The First Capuchin Missionary in India
- Born: 1603 Angers, France
- Died: 21 January 1687 (aged 84) Fort St. George, India

= Zeno de Beauge =

French missionary (1603–1687)

Zeno de Beauge (Zénon de Beaugé: 1603 - 21 January 1687) was a French Capuchin missionary, who spent his later life in India.

==Missionary career==
Zeno de Beauge was born in 1603 in Angers in the region of Pays de la Loire, France. He was first sent as missionary to the Middle East countries in 1637. When the Propaganda Fide was created in 1622, Pope Urban VIII asked the newly ordained first Indian Bishop Matheus de Castro to take the French Capuchin missionaries from Syria to Indian Missions.
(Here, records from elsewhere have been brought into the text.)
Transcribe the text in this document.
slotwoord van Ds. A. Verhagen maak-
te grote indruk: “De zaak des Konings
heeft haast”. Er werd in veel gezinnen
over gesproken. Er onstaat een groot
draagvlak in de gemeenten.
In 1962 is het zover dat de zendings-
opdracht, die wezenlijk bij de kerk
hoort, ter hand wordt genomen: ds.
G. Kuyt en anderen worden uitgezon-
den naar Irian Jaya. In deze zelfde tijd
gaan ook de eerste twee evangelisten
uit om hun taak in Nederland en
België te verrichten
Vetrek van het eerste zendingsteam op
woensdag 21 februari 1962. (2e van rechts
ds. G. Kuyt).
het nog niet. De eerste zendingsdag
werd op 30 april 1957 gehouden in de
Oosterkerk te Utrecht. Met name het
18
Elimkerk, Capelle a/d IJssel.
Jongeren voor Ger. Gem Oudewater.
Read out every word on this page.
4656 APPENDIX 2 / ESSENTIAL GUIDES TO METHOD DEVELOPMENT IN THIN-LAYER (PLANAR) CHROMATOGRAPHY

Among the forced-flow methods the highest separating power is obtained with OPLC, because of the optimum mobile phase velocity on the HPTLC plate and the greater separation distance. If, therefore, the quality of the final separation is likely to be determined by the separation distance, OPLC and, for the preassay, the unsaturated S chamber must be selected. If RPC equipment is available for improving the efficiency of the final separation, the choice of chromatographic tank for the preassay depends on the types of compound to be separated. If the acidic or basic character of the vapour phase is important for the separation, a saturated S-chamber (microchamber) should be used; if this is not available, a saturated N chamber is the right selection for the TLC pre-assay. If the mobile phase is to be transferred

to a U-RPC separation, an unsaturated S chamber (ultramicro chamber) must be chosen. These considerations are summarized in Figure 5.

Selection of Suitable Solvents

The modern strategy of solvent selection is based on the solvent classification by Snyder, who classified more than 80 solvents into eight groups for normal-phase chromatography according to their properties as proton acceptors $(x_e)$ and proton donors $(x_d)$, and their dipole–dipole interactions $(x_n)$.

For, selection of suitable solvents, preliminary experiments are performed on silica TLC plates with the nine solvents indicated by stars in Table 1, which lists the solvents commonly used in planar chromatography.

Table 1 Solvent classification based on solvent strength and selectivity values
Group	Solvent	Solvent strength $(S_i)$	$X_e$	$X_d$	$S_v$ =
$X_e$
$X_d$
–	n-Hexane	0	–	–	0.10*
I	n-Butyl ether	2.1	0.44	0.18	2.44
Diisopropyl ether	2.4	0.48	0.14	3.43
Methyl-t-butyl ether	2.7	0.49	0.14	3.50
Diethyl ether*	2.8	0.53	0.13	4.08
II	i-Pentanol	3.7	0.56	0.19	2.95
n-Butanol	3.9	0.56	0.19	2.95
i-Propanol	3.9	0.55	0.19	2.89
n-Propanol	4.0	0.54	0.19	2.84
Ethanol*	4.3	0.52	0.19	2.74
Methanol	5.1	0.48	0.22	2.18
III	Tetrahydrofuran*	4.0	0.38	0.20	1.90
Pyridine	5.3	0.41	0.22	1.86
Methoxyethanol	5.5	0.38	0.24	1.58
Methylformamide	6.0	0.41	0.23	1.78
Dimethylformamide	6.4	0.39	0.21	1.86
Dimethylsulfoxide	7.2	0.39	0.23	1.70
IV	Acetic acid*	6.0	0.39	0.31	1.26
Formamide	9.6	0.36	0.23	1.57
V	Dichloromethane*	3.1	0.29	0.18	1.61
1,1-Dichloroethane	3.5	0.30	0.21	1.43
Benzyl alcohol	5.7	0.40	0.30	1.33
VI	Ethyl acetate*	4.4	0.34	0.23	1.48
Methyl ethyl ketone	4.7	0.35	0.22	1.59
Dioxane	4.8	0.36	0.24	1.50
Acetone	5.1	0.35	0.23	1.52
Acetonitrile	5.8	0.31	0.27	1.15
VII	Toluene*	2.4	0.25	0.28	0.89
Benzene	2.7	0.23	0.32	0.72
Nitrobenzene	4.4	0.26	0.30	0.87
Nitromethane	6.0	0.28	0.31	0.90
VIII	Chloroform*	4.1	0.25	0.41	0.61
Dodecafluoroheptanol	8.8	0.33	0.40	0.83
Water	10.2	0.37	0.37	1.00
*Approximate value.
Three French Capuchin missionaries from Alep, the French Capuchin custody headed by Zeno de Beaugé, traveled with Matheus de Castro and reached Goa on 26 December 1639. The Padroado clergy of Goa opposed the Propaganda missionaries in India, so Zeno de Beaugé proceeded to Surat and founded the first Capuchin Mission in India under the protection of the English in 1639. When Father Ephrem de Nevers was arrested by the Portuguese Inquisition in 1649, he went to Madras Capuchin mission to take steps for his release. Zeno remained there with him as his companion during the development of the first Christian Mission in Madras. He died at the age of 84, on 21 January 1687 and was buried at St. Andrew, Fort St. George, the first church of Madras.